Но только пропел - вскочил о.Герасим, кудлатый, красный, и глаза, как ракеты поднял кверху широкий рукав, ткнул пальцем в сторону Алпатова (сидел он на другом конце стола, наискось) и пропел в терцию выше:
Посмотрите дурака-то, ма-туш-ки!
И стоял, наклонясь, выжидающе вдохновенный, точно приготовился сразу сочинить еще лихую частушку, если бы ответил Алпатов, и потом еще и еще, и пропеть все в терцию выше и с выражением.
Нехорошо вышло. Казначейша сказала: "Ах, боже мой!" - и замерла ожидая; пышная Бузуниха поднялась и открыла рот, неизвестно, от неожиданности или от желания вскрикнуть; сырой лесничий зачем-то тянул о.Герасима за руку книзу; появился рядом с протопопом и Бузун, наклонился близко к нему небольшой, до кожи остриженной головою и говорил встревоженно-ласково:
- Извинитесь, отец Герасим. Так нельзя... Родной мой, возьмите ваши слова назад.
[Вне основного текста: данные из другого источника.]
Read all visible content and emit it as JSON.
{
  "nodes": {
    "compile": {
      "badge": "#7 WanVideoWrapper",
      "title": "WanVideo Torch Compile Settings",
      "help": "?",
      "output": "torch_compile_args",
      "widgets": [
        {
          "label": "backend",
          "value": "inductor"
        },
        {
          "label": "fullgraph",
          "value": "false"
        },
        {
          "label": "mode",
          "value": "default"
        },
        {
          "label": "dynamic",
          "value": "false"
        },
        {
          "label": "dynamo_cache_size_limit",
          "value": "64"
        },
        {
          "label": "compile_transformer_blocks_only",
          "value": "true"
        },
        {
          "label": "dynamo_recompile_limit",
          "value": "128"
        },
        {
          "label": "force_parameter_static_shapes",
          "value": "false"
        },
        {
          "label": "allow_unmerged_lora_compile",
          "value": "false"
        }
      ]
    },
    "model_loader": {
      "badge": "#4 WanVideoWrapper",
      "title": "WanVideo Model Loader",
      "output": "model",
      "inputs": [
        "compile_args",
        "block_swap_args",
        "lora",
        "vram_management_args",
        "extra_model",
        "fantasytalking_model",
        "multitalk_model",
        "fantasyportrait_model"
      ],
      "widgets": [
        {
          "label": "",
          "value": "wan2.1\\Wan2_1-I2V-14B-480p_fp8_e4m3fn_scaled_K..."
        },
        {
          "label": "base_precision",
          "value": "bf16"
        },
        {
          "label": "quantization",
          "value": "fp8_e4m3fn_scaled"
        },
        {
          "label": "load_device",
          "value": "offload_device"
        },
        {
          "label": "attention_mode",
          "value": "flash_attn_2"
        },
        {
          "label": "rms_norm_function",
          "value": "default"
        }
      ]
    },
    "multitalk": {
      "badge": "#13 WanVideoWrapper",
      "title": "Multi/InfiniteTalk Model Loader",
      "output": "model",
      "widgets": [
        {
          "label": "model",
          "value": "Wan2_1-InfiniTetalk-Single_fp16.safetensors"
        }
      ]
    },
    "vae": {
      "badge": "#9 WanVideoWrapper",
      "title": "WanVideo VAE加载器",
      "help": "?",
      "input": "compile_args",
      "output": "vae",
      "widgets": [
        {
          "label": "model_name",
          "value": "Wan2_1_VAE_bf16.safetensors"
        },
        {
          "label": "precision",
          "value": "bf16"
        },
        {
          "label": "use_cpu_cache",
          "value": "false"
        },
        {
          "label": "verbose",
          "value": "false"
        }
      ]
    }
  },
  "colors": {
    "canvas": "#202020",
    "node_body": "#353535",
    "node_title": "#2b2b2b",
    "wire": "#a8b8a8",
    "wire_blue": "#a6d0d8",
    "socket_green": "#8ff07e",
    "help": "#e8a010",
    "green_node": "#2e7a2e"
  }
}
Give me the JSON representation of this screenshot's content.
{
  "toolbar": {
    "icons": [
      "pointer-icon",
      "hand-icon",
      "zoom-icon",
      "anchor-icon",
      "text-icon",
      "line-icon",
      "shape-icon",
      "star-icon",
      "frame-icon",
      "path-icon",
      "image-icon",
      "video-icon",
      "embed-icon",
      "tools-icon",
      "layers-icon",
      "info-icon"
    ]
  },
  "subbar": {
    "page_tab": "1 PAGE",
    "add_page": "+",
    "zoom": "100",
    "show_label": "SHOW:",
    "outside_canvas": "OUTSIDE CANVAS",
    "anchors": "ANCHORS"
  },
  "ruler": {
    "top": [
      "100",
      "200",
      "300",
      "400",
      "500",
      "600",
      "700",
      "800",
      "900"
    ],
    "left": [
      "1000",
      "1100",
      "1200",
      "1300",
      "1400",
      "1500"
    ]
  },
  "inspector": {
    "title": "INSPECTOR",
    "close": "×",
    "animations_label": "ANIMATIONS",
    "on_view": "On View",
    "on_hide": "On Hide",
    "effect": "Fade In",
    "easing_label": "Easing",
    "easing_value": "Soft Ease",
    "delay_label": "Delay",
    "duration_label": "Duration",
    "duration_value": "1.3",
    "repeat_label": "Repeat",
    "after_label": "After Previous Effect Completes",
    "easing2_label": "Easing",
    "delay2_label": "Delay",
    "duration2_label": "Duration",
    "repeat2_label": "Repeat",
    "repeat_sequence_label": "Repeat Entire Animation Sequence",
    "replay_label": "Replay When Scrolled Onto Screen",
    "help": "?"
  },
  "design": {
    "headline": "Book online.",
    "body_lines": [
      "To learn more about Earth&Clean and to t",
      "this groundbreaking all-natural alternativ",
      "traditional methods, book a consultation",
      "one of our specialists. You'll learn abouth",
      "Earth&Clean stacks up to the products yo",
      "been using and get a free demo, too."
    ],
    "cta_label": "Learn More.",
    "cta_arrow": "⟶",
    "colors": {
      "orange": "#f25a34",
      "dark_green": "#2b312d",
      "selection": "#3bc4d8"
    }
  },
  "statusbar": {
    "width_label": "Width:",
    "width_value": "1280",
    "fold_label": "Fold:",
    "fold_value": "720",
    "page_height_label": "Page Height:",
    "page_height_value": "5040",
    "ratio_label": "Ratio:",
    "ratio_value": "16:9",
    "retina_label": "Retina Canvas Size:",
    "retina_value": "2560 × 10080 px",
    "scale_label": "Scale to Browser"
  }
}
А упрямый протопоп кричал:
- Не учить меня прошу! Я знаю!
И по тому, как мутно было у него перед глазами, Алпатов почувствовал, что он пьян, что все кругом так же пьяны, и больше всех о.Герасим, обидевший вдруг его, самого крупного, самого почетного, самого старшего здесь по чину; и неловко стало перед всеми, а больше всех перед ротными командирами и поручиком Кривых.
- Все мы - дураки перед господом: один он умен! Что тут обидного, ну? Что? - кричал кому-то о.Герасим. - И вы - дурак. И я тоже дурак.
В это время Алпатов мучительно думал, что можно сделать с попом, и выходило, что сделать ничего нельзя.
Минут через десять о.Герасим мирился с ним, свел все к дружески-пьяной шутке; чокались они бокалами с какою-то крепкою бурдой и целовались.